When you're feeling around for a cocktail name, sometimes you gotta go with what hits your mind, no matter the kitsch. Granted, I was googling early 90s dance pop hits at the time and "Spark in the Night" had too many articles and prepositions for my taste (I know, right?). The colors involved, down to Corralejo's brilliant blue bottle, scream Corona's so-named song with its Christmas-light-colored blips and bleeps. But then some merry prankster's liable to come along, point out the tequila pushes it into the Latin rhythms of DeBarge's Rhythm of the Night and come back with some terrible Michelada knock-off to further cement the point, or worse, point out another song or twelve with the exact same name because it really is that generic.

Your move, merry prankster.


And, psst, stick around.

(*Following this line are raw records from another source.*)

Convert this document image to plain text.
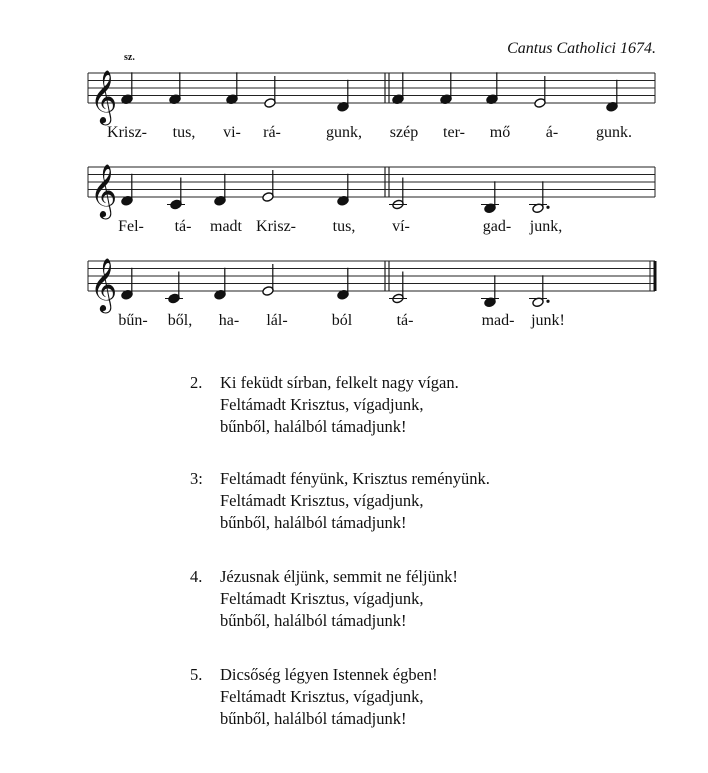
Cantus Catholici 1674.
sz.
𝄞
𝄞
𝄞
Krisz- tus, vi- rá-	gunk, szép ter- mő á- gunk.
Fel- tá- madt Krisz- tus, ví-	gad- junk,
bűn- ből, ha- lál-	ból	tá-	mad- junk!
2.	Ki feküdt sírban, felkelt nagy vígan.
Feltámadt Krisztus, vígadjunk,
bűnből, halálból támadjunk!
3:	Feltámadt fényünk, Krisztus reményünk.
Feltámadt Krisztus, vígadjunk,
bűnből, halálból támadjunk!
4.	Jézusnak éljünk, semmit ne féljünk!
Feltámadt Krisztus, vígadjunk,
bűnből, halálból támadjunk!
5.	Dicsőség légyen Istennek égben!
Feltámadt Krisztus, vígadjunk,
bűnből, halálból támadjunk!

There's one more recipe in this mode to come, but it's a Secret.

Monday, December 1, 2014

Not Quite Mixology Monday, November 2014: Shims!

Ah, 2014, what a hell of a year you've been. 2 months of missing the MxMo deadline due to work-related head-numbness, even the very generous one extended by Bibulo.us for November's theme of Shims (btw, go read Dinah's work - she literally wrote the book on the subject!).
This month’s topic is near and dear to our hearts as it is our favorite type of lower-proof cocktails: shims! These drinks contain no more than half an ounce of strong spirits (i.e. those containing 40% ABV or above).

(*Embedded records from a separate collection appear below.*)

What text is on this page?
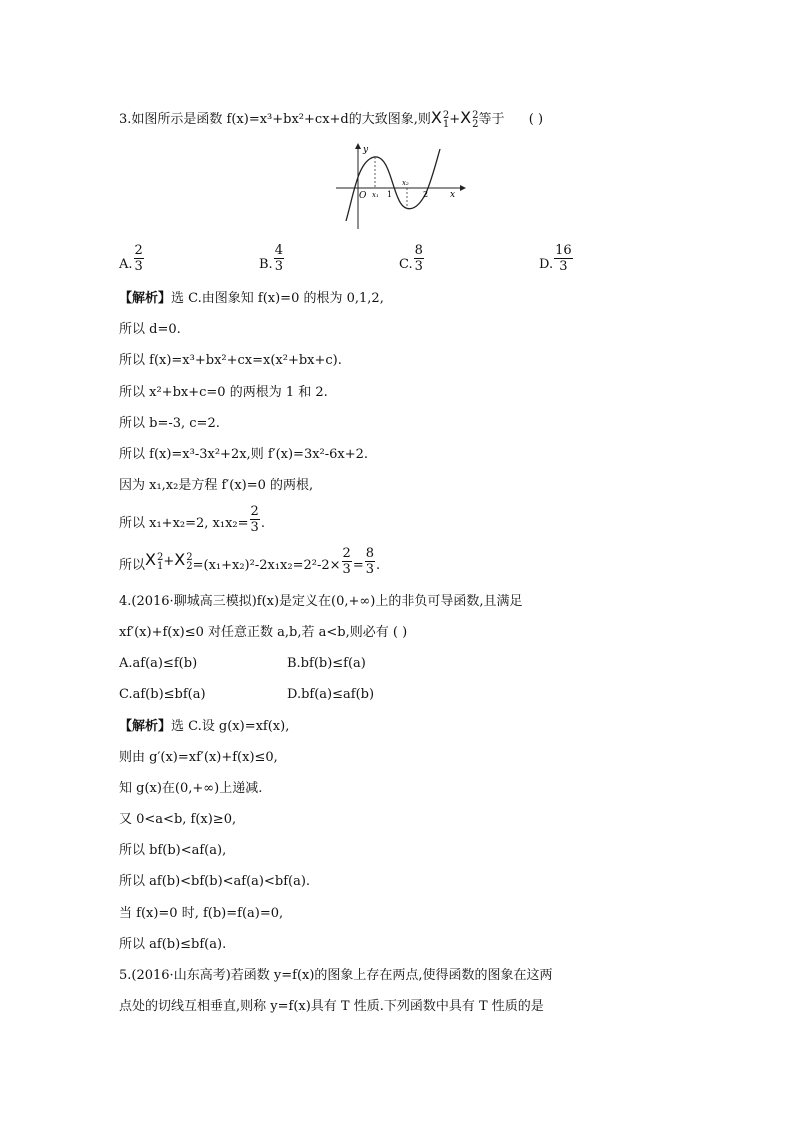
3.如图所示是函数 f(x)=x³+bx²+cx+d的大致图象,则X 2
1 +X 2
2 等于 ( )
y
O x₁ 1
x₂
2 x
A. $\frac{2}{3}$	B. $\frac{4}{3}$	C. $\frac{8}{3}$	D. $\frac{16}{3}$
【解析】选 C.由图象知 f(x)=0 的根为 0,1,2,
所以 d=0.
所以 f(x)=x³+bx²+cx=x(x²+bx+c).
所以 x²+bx+c=0 的两根为 1 和 2.
所以 b=-3, c=2.
所以 f(x)=x³-3x²+2x,则 f′(x)=3x²-6x+2.
因为 x₁,x₂是方程 f′(x)=0 的两根,
所以 x₁+x₂=2, $x_1x_2= \frac{2}{3}$ .
所以X 2
1 +X 2
$2 =(x_1+x_2)^2-2x_1x_2=2^2-2\times \frac{2}{3} = \frac{8}{3}$ .
4.(2016·聊城高三模拟)f(x)是定义在(0,+∞)上的非负可导函数,且满足
xf′(x)+f(x)≤0 对任意正数 a,b,若 a<b,则必有 ( )
A.af(a)≤f(b)	B.bf(b)≤f(a)
C.af(b)≤bf(a)	D.bf(a)≤af(b)
【解析】选 C.设 g(x)=xf(x),
则由 g′(x)=xf′(x)+f(x)≤0,
知 g(x)在(0,+∞)上递减.
又 0<a<b, f(x)≥0,
所以 bf(b)<af(a),
所以 af(b)<bf(b)<af(a)<bf(a).
当 f(x)=0 时, f(b)=f(a)=0,
所以 af(b)≤bf(a).
5.(2016·山东高考)若函数 y=f(x)的图象上存在两点,使得函数的图象在这两
点处的切线互相垂直,则称 y=f(x)具有 T 性质.下列函数中具有 T 性质的是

Heavy-hitters are fun to drink, sure, but it’s way too easy to over-consume and under-enjoy when you’re playing hardball. Let’s stretch out our evenings and get to sample a bigger variety by lowering the proof without lowering our standards. Shims don’t require giving up on flavor, complexity, or—interestingly enough—even your favorite ingredients. Get a new understanding of your favorite high-proof spirit by using just a half or quarter ounce of it along with a milder leading player. Or take a low-proof character actor that usually supplements the main show and see if it can take the lead.

This is a chance to get back in touch with the full spectrum of drink strength which defined mixed drinks in their first century or so. There’s a reason the Sherry Cobbler was insanely popular, dear friends. Or you can take this opportunity to invent new drinks in the latest style. Low-alcohol cocktails, particularly in restaurants, are still beginning their popularity climb this century. By their nature, lower alcohol drinks, especially those using wine-based main ingredients, are great choices for food pairings. If you’ve got the perfect accompaniment for your chosen cocktail, please share that with us too!

Still, I managed to squeeze in a mild tweet before the original deadline a couple Mondays ago, for an old unpublished standby I enjoy on occasion:

The food pairing in this case was a quick herbaceous dinner of grilled seasoned chicken, leftover chicken & herb couscous and green beans, but the cocktail's also a delicious cold-months aperitif, especially as we roll into winter citrus season and blood oranges become available. So here's the follow-up recipe:


Made with a proper blood orange.
Twitter-shim #1
1 1/2 oz Cynar
juice of a small blood orange
1/2 oz brandy
dash or two aromatic bitters
1 1/2 oz seltzer
full spiral/horse's neck peel of same blood orange for garnish

Cut garnish and wrap around a cocktail ice sphere, place in rocks glass.

Stir Cynar, juice, brandy and optional bitters on light ice.

Add seltzer to rocks glass. Strain cocktail over top.


Simple, bitter-rich, light and frankly nourishing and energizing. With a festive ruby hue taken from the blood orange juice. Amari and citrus will simply put you right with the world.

Usually I'll take it without the added brandy, but as an original recipe it seemed way too close to a simple recipe a spirit company might post on its website, hence a little complication while still retaining shim-itude. The Masson VSOP I used trended a bit too sweet here, so if using a sweet brandy, a touch of non-potable bitters should balance (Boker's would work well the Masson).